There would be problems with the marriage, but it endured for twenty-one years. That there was some affection in the match seems likely. There is a contemporary description of the couple, with Edith content to sit at his feet. The suggestion that it was never consummated seems unlikely though not impossible. Edward’s pious nature, their failure to produce children, and his later alienation from her, all give the story some credibility, but the main evidence for it comes from later attempts to give Edward a saintly character.
It was then claimed that Edward spent ‘all the days of his life in the purity of the flesh’, and that he treated Edith as a daughter rather than a wife: ‘she called him father and herself his child’. The tone of the Vita, wri
tten for Edith, is affectionate towards Edward and does not suggest a failed marriage, though it does say that in a vision the king was marked out by St Peter for ‘a life of chastity’, and that he ‘lived his whole life dedicated to God in true innocence’.8
In 1043 Edward was seriously at odds with his own mother. Her behaviour had always been geared to her own profit rather than to his, and some think that he harboured resentment for her neglect of his interests in the past. The D writer of the Anglo-Saxon Chronicle wrote ‘she formerly had been very hard to the king her son, in that she did less for him than he wished both before he became king and afterwards as well’.9
Now suddenly Emma was accused of treason. The earls Leofric, Siward and Godwin were with the king at the time, and may have been implicated in her fall. Her protégé, Stigand, who was at the time Bishop of East Anglia, was deposed and his possessions seized.
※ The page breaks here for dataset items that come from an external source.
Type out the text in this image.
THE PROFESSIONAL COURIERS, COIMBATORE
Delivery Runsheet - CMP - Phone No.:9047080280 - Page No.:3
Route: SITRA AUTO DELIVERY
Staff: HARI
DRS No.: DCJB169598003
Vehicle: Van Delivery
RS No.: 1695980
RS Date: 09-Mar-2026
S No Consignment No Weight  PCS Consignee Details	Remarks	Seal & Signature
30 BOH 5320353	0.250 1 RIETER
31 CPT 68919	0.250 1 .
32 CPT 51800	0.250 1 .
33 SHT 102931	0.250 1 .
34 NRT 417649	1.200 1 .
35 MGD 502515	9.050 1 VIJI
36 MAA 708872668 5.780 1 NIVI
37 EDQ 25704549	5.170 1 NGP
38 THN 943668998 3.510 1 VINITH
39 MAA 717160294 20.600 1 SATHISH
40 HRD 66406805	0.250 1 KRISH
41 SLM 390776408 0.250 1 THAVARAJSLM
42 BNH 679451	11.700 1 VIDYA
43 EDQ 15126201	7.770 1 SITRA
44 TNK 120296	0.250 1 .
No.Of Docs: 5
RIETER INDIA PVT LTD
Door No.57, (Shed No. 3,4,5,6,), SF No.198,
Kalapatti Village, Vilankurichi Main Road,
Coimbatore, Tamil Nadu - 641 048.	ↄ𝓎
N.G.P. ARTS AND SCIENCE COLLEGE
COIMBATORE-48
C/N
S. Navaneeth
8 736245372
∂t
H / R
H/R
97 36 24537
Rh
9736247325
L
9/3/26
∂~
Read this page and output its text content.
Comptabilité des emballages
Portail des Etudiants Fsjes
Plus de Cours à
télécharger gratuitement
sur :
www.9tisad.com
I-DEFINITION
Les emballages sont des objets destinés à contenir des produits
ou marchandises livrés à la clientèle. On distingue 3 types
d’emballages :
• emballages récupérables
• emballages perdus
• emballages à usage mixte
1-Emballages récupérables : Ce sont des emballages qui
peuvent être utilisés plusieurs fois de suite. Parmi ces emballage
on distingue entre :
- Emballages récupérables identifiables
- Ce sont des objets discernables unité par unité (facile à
The accusation of treason was quietly forgotten, and later Stigand was restored. Possibly Emma had been involved in some conspiracy, possibly Edward simply sought to show her who was now master.
The Godwin family was powerful, but not everything went as it wished. The oldest son, Sweyn, who had been given an earldom in the west midlands, brought about his own downfall by going off the rails in a spectacular manner when he kidnapped and seduced (or possibly raped) Eadgifu the abbess of Leominster. He found little support, even from his family, and fled to Bruges and then on to Denmark. He returned to England in 1049, landing at Bosham. He sought pardon from the king, coming to him at Sandwich. But he received little sympathy even from his brothers or from his cousin Beorn, and Edward banished him again.
When Beorn then changed his mind and agreed to meet Sweyn, he soon had reason to regret his decision. Sweyn made him captive and killed him when they got to Dartmouth, presumably because he would not give the assistance Sweyn desired. Harold Godwinson disowned his brother’s action and brought his cousin’s body to Winchester for honourable burial. Sweyn was now declared nithing; an object of scorn and legally able to be killed by anyone. Even some of his own men and ships deserted him, and two of his ships were captured by the men of Hastings. He fled to Bruges, where Baldwin V (1035–67) demonstrated his hostility to Edward the Confessor by giving shelter to the fugitive. Perhaps through his father’s intervention, and with the aid of Bishop Eadred of Worcester, Sweyn was pardoned by the king in 1050. It suggests that at this time Edward was prepared to go to almost any lengths to keep on good terms with the Godwin family.